Just months after first going through the doors of the one-stop employment center at 1301 Monroe St., Ms. Akins returned yesterday to help the agency celebrate one year of success stories. Now with a 14-month-old son, a factory job at Lake Erie Recycling, and the reliance on welfare in her past, Ms. Akins said she plans to continue making something of her life.
Officially opened June 17, 2004, the Source is a 29,000-square-foot office building that houses job training and placement programs offered through government and the business community as part of the county's Workforce Investment plan. Before coming together under one roof, all the services offered at the Source were spread out in different locations around the county.
Ms. Akins is one of the 2,072 people who are now working after being placed in jobs by the Source.
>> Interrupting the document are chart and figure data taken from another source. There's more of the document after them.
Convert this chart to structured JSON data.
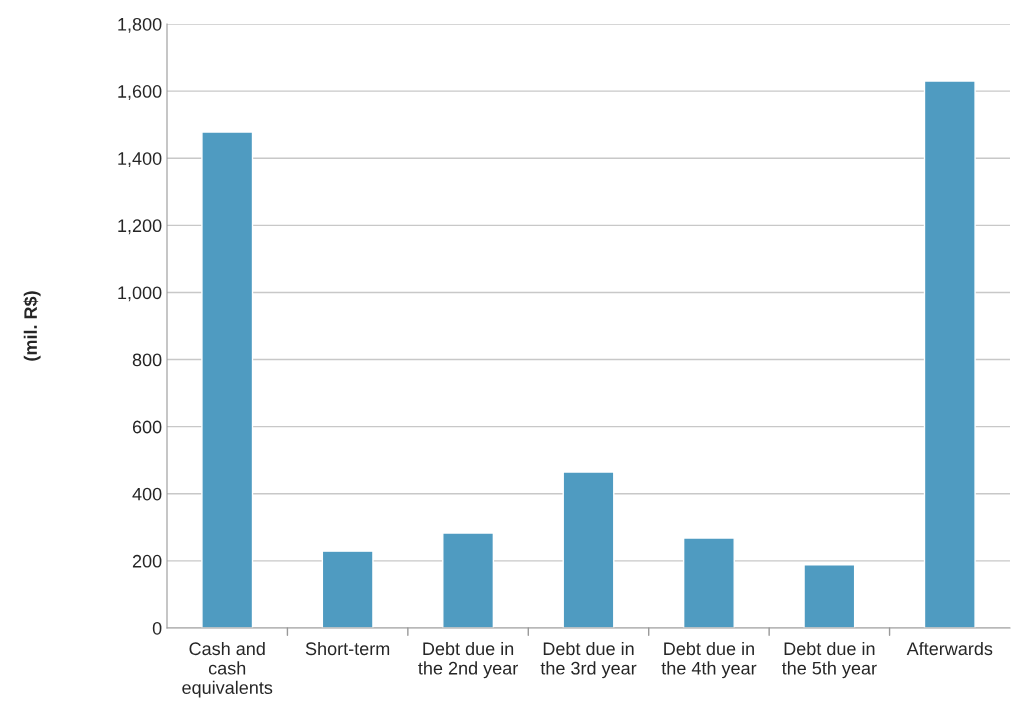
{
  "chart_data": {
    "type": "bar",
    "ylabel": "(mil. R$)",
    "categories": [
      "Cash and cash equivalents",
      "Short-term",
      "Debt due in the 2nd year",
      "Debt due in the 3rd year",
      "Debt due in the 4th year",
      "Debt due in the 5th year",
      "Afterwards"
    ],
    "values": [
      1478,
      229,
      283,
      465,
      268,
      188,
      1630
    ],
    "color": "#4f9bc1",
    "ylim": [
      0,
      1800
    ],
    "yticks": [
      {
        "value": 0,
        "label": "0"
      },
      {
        "value": 200,
        "label": "200"
      },
      {
        "value": 400,
        "label": "400"
      },
      {
        "value": 600,
        "label": "600"
      },
      {
        "value": 800,
        "label": "800"
      },
      {
        "value": 1000,
        "label": "1,000"
      },
      {
        "value": 1200,
        "label": "1,200"
      },
      {
        "value": 1400,
        "label": "1,400"
      },
      {
        "value": 1600,
        "label": "1,600"
      },
      {
        "value": 1800,
        "label": "1,800"
      }
    ],
    "grid": "y"
  }
}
Hundreds of the others have received assistance in the form of job training, college scholarship information, and a statewide database of available jobs.
It was at the computers in the Source's resource room that Candace Watkins sat yesterday doing research. The 38-year-old single mother of two moved to Toledo last week after being laid off from her job in Detroit. She said she heard that the city offered opportunities and that the Source was the way to access them.
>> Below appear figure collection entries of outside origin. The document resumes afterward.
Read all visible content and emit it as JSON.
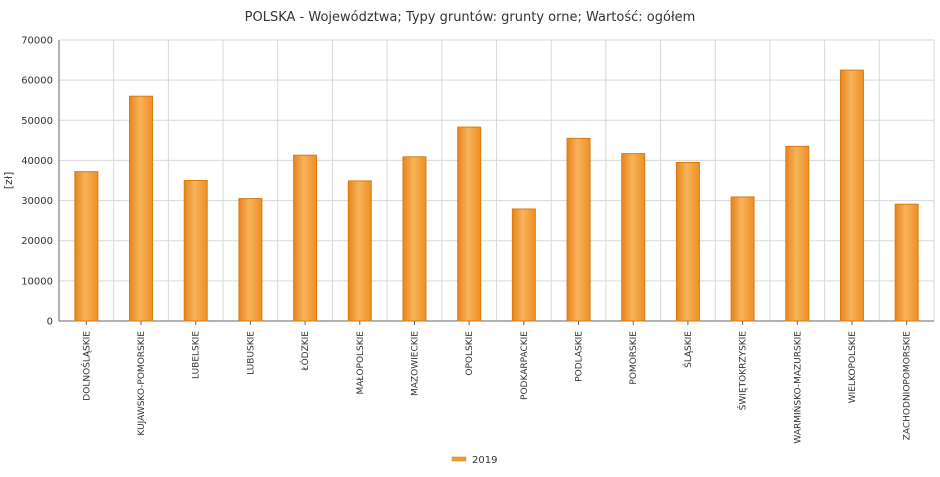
{
  "chart_data": {
    "type": "bar",
    "title": "POLSKA - Województwa; Typy gruntów: grunty orne; Wartość: ogółem",
    "xlabel": "",
    "ylabel": "[zł]",
    "ylim": [
      0,
      70000
    ],
    "yticks": [
      0,
      10000,
      20000,
      30000,
      40000,
      50000,
      60000,
      70000
    ],
    "grid": true,
    "legend_position": "bottom",
    "colors": {
      "bar": "#f39c33",
      "bar_stroke": "#d97b12",
      "grid": "#d9d9d9",
      "axis": "#666666"
    },
    "categories": [
      "DOLNOŚLĄSKIE",
      "KUJAWSKO-POMORSKIE",
      "LUBELSKIE",
      "LUBUSKIE",
      "ŁÓDZKIE",
      "MAŁOPOLSKIE",
      "MAZOWIECKIE",
      "OPOLSKIE",
      "PODKARPACKIE",
      "PODLASKIE",
      "POMORSKIE",
      "ŚLĄSKIE",
      "ŚWIĘTOKRZYSKIE",
      "WARMIŃSKO-MAZURSKIE",
      "WIELKOPOLSKIE",
      "ZACHODNIOPOMORSKIE"
    ],
    "series": [
      {
        "name": "2019",
        "values": [
          37200,
          56000,
          35000,
          30500,
          41300,
          34900,
          40900,
          48300,
          27900,
          45500,
          41700,
          39500,
          30900,
          43500,
          62500,
          29100
        ]
      }
    ]
  }
}
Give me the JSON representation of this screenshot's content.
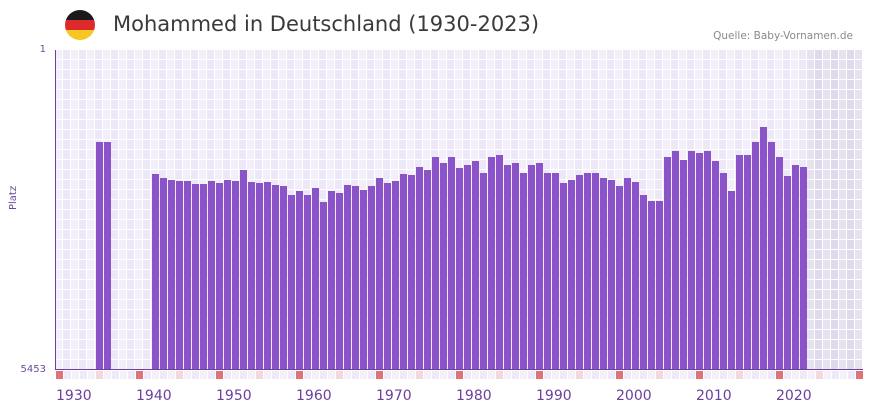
{
  "header": {
    "title": "Mohammed in Deutschland (1930-2023)",
    "source": "Quelle: Baby-Vornamen.de",
    "flag_colors": [
      "#1a1a1a",
      "#dd2a2a",
      "#f7c623"
    ]
  },
  "colors": {
    "bar": "#8a54c8",
    "axis": "#6e3fa3",
    "grid_a": "#f2effb",
    "grid_b": "#ece8f8",
    "future_a": "#e6e2f0",
    "future_b": "#dedaeb",
    "marker_decade": "#e07378",
    "marker_half": "#f5d8de",
    "tick_text": "#6b3fa0"
  },
  "chart_data": {
    "type": "bar",
    "title": "Mohammed in Deutschland (1930-2023)",
    "xlabel": "",
    "ylabel": "Platz",
    "y_scale": "log",
    "y_inverted": true,
    "ylim": [
      1,
      5453
    ],
    "yticks": [
      "1",
      "5453"
    ],
    "x_range": [
      1930,
      2030
    ],
    "xticks": [
      "1930",
      "1940",
      "1950",
      "1960",
      "1970",
      "1980",
      "1990",
      "2000",
      "2010",
      "2020"
    ],
    "future_from": 2024,
    "grid": true,
    "legend": null,
    "x": [
      1935,
      1936,
      1942,
      1943,
      1944,
      1945,
      1946,
      1947,
      1948,
      1949,
      1950,
      1951,
      1952,
      1953,
      1954,
      1955,
      1956,
      1957,
      1958,
      1959,
      1960,
      1961,
      1962,
      1963,
      1964,
      1965,
      1966,
      1967,
      1968,
      1969,
      1970,
      1971,
      1972,
      1973,
      1974,
      1975,
      1976,
      1977,
      1978,
      1979,
      1980,
      1981,
      1982,
      1983,
      1984,
      1985,
      1986,
      1987,
      1988,
      1989,
      1990,
      1991,
      1992,
      1993,
      1994,
      1995,
      1996,
      1997,
      1998,
      1999,
      2000,
      2001,
      2002,
      2003,
      2004,
      2005,
      2006,
      2007,
      2008,
      2009,
      2010,
      2011,
      2012,
      2013,
      2014,
      2015,
      2016,
      2017,
      2018,
      2019,
      2020,
      2021,
      2022,
      2023
    ],
    "values": [
      12,
      12,
      28,
      31,
      33,
      34,
      34,
      37,
      37,
      34,
      36,
      33,
      34,
      25,
      35,
      36,
      35,
      38,
      39,
      49,
      44,
      49,
      41,
      60,
      44,
      47,
      38,
      39,
      43,
      39,
      31,
      36,
      34,
      28,
      29,
      23,
      25,
      18,
      21,
      18,
      24,
      22,
      20,
      27,
      18,
      17,
      22,
      21,
      27,
      22,
      21,
      27,
      27,
      36,
      33,
      29,
      27,
      27,
      31,
      33,
      39,
      31,
      35,
      49,
      58,
      58,
      18,
      15,
      19,
      15,
      16,
      15,
      20,
      27,
      44,
      17,
      17,
      12,
      8,
      12,
      18,
      30,
      22,
      23
    ]
  }
}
After spending several years doing different types of jobs - including bus driving and working at the city department of public utilities - Ms. Watkins said she's interested in pursuing a career in nursing. Now she just needs the training.
"I've done some networking on my own because I'm sure this is the path I want to go," Ms. Watkins said.
The Workforce Investment Act of 1998 was designed to train workers to meet the labor needs of employers. It helps people who are out of work find jobs and provides training for others who want to acquire new skills so they can change careers. The program also has a component to help teenagers train for employment.
In May, Lucas County had a 6.6 percent unemployment rate. That rate was 7.1 percent in Toledo.
About 18,000 people have gone through the doors at the Source in the last year, officials said. After registering, the job seekers are directed to whatever services they feel they need, said Craig Gebers, who oversees the operations of the One-Stop center at the Source.
Of those people, about 9 percent had college degrees, 19 percent have had some sort of college experience, and 51 percent had high school diplomas or GEDs. About 15 percent of all people who come for assistance have not completed their high school education.
Mr. Gebers said that although staff members help as much as they can to give job seekers the tools they need, ultimately, success is up to each individual.
"Some people may have to look at more intensive services. We're here to help people see there are other things they have to do," he said. "Some people respond. Some people don't."
Lucas County Commissioner Pete Gerken said $1.5 million in state money has been spent over the past year for job development in the county. And unlike in the past, none of that money was sent back to Columbus.
"This is a human celebration," he said. "The Source works."